Six Wheels of Genius: How Derek Gardner’s Radical Concept Shook F1 and Gave Ken Tyrrell a One‑Off Masterpiece
Let me take you on a wild ride through the story of the Tyrrell P34 — yes, the six‑wheeled F1 car. Strap in; we’ve got designers, engineers, drivers and a little madness in the mix.
In the mid‑1970s, the British team Tyrrell Racing Organisation, led by Ken Tyrrell, was already making a name in Grand Prix racing — but by 1975 they wanted something radically different. Enter chief designer Derek Gardner, a quietly brilliant engineer who had cut his teeth installing four‑wheel‑drive systems for Matra and by early ’70s was turning his attention to chassis design for Tyrrell.
Gardner’s thinking was this: by reducing the size of the front wheels you can reduce the frontal area, thereby improving aerodynamics; but you then risk sacrificing grip. So he did something audacious: fit four small front wheels (10 inch diameter) in two banks, all steering, and two conventional rear wheels. The idea: more contact patch up front, less aerodynamic drag, better turn‑in and braking.
The car was unveiled in September 1975 (at Heathrow) and was labelled the “Project 34” (hence P34) — it raced from the 1976 season.
When the P34 hit the grid in 1976, driven by Jody Scheckter and Patrick Depailler, it turned heads. In just its fourth race it achieved a legendary 1‑2 finish at the 1976 Swedish Grand Prix — Scheckter first, Depailler second — marking the only win ever by a six‑wheeled F1 car.
It was competitive: throughout 1976 the P34 scored multiple podiums and helped Tyrrell finish well in the Constructors’ standings.
But as always in F1, the devil is in the detail. The small front tyres needed by the P34 proved expensive and difficult to develop: the supplier (Goodyear) had to make special 10‑inch fronts and with limited resources their progress was slower than the standard tyres used by everyone else.
Also, while the concept improved frontal area, the complexity of the suspension and steering for four small wheels up front introduced mechanical issues and added weight. In 1977 a revised P34B version was wider and heavier, and its performance dropped markedly. The small‑wheel front just couldn’t keep pace with tyre development and the rest of the grid’s evolution.
By the end of 1977 the experiment was essentially over — Tyrrell moved back to a conventional four‑wheeled layout. And the F1 rules eventually mandated only four wheels anyway.
The P34 remains one of the most iconic — and unorthodox — designs in motor‑sport history. It’s not just about “six wheels for the sake of six wheels”; it’s a radical engineering solution borne out of necessity, cunning, and a dash of madness. It stands as a testament to the era when F1 still allowed some genuine experimentation. As wired put it, “If its various problems were solved… we could have faster, sleeker, more manoeuvrable — and most importantly — awesome looking cars today.”

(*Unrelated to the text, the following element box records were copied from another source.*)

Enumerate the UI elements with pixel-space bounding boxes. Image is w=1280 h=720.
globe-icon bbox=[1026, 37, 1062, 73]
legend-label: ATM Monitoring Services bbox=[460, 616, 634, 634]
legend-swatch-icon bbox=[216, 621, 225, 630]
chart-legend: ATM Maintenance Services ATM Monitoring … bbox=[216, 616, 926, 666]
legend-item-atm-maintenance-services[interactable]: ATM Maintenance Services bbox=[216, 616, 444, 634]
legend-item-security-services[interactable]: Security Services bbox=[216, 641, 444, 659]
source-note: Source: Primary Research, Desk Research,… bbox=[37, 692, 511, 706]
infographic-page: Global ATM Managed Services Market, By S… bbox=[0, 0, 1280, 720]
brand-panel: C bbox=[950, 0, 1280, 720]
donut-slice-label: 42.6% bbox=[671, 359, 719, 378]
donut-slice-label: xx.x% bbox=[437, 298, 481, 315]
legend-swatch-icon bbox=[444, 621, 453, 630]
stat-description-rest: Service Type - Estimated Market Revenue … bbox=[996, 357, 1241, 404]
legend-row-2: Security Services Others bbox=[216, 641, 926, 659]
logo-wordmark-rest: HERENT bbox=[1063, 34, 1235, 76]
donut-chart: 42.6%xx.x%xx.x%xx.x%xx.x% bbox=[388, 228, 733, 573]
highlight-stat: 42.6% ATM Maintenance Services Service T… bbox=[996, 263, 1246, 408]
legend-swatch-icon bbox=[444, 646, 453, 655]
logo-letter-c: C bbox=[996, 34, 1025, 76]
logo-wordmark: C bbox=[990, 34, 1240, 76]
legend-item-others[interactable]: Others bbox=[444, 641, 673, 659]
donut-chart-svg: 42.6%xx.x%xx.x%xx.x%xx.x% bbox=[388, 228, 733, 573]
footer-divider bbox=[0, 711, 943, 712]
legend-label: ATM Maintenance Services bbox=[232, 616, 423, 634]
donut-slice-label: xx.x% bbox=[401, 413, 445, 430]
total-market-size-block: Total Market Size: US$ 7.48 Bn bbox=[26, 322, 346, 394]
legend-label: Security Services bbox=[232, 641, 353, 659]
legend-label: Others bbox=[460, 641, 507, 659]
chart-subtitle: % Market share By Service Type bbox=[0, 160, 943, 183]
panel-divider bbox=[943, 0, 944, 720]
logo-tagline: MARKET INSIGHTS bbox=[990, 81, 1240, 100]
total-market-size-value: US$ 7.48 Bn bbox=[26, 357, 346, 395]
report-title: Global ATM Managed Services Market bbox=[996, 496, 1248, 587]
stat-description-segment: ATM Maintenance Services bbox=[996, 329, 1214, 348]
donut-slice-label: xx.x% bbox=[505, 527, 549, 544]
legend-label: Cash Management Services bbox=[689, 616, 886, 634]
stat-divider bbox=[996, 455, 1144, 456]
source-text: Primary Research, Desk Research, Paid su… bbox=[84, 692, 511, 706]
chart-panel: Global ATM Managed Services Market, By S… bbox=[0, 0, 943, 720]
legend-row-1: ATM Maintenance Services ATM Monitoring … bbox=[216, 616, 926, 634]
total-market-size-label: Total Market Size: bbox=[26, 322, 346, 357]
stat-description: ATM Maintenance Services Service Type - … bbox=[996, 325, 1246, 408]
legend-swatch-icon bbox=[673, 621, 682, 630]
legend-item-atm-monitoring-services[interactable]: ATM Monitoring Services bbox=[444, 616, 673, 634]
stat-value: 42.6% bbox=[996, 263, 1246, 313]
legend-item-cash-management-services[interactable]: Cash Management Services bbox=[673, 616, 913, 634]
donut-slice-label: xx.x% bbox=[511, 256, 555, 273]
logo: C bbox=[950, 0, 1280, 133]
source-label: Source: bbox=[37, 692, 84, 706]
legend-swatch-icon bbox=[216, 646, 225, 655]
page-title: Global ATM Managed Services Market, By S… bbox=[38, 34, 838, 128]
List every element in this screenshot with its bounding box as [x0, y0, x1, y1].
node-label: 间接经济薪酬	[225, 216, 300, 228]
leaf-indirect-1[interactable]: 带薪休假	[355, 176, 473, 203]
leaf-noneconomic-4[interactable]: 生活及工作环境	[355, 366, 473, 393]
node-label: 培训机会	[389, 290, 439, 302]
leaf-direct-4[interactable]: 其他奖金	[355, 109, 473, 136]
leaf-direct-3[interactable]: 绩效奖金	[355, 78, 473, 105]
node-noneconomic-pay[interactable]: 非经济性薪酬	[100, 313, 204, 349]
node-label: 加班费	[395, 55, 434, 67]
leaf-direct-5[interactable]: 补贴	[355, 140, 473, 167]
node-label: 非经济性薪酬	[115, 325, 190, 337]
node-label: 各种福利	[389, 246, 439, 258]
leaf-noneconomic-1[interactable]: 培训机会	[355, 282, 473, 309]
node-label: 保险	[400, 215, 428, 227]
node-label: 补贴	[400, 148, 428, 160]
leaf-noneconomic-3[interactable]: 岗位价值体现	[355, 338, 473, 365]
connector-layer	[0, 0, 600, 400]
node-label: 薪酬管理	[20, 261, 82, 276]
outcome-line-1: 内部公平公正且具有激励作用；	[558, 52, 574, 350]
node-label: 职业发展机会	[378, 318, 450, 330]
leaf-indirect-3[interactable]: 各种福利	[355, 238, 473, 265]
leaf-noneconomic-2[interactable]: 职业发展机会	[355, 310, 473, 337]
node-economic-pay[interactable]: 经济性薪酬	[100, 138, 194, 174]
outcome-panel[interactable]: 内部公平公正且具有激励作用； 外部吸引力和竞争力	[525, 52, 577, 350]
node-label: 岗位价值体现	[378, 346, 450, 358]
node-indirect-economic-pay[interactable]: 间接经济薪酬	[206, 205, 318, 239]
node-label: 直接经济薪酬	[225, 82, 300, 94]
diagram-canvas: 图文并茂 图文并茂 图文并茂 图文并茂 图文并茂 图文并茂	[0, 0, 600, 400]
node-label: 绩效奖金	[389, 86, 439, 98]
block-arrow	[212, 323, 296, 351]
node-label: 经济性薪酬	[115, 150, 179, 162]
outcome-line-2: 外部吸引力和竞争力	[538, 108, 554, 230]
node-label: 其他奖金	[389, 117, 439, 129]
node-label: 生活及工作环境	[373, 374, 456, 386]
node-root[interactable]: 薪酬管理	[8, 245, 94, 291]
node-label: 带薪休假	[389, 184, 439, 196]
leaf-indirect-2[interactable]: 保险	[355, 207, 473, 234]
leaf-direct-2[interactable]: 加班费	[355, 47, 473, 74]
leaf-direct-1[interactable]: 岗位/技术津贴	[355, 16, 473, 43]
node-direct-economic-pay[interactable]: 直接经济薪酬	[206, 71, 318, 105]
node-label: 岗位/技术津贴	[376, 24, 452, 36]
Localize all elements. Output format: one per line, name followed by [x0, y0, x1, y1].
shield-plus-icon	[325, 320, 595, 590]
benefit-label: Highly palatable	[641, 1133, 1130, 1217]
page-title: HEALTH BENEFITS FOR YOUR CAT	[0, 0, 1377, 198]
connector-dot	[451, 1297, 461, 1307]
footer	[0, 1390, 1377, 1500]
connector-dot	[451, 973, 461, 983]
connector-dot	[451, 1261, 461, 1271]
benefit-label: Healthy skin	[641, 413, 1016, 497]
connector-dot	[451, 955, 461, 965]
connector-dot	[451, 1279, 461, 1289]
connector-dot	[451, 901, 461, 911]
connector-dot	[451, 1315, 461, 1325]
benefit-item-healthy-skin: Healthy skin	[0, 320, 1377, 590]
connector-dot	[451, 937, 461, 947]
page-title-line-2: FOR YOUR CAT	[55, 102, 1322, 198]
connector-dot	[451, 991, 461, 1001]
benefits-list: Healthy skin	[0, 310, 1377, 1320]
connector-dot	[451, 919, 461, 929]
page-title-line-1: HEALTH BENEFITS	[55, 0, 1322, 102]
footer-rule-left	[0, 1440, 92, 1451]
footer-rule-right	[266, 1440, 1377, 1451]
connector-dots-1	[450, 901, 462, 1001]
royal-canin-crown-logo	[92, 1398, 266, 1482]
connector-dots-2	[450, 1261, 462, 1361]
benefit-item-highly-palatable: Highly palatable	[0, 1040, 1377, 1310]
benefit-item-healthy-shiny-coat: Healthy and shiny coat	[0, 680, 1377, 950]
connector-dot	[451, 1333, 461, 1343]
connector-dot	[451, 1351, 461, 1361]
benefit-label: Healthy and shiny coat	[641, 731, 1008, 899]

For collectors, the P34 checks every box: rarity, innovation, provenance (drivers like Scheckter/Depailler), a singular grand prix win. Some chassis have been restored and run in historic events (e.g., the Thoroughbred Grand Prix series) which adds to the living legend.
So here you have it: a car that was born of daring, built by engineers who didn’t fear ridicule, raced by drivers who pushed it to its limit, and now sits in the pantheon of the weird and wonderful. The P34 may not have been a long‑term formula dominator, but it did exactly what it set out to do: prove that sometimes the wild idea works. That grand 1‑2 finish in Sweden remains a piece of history.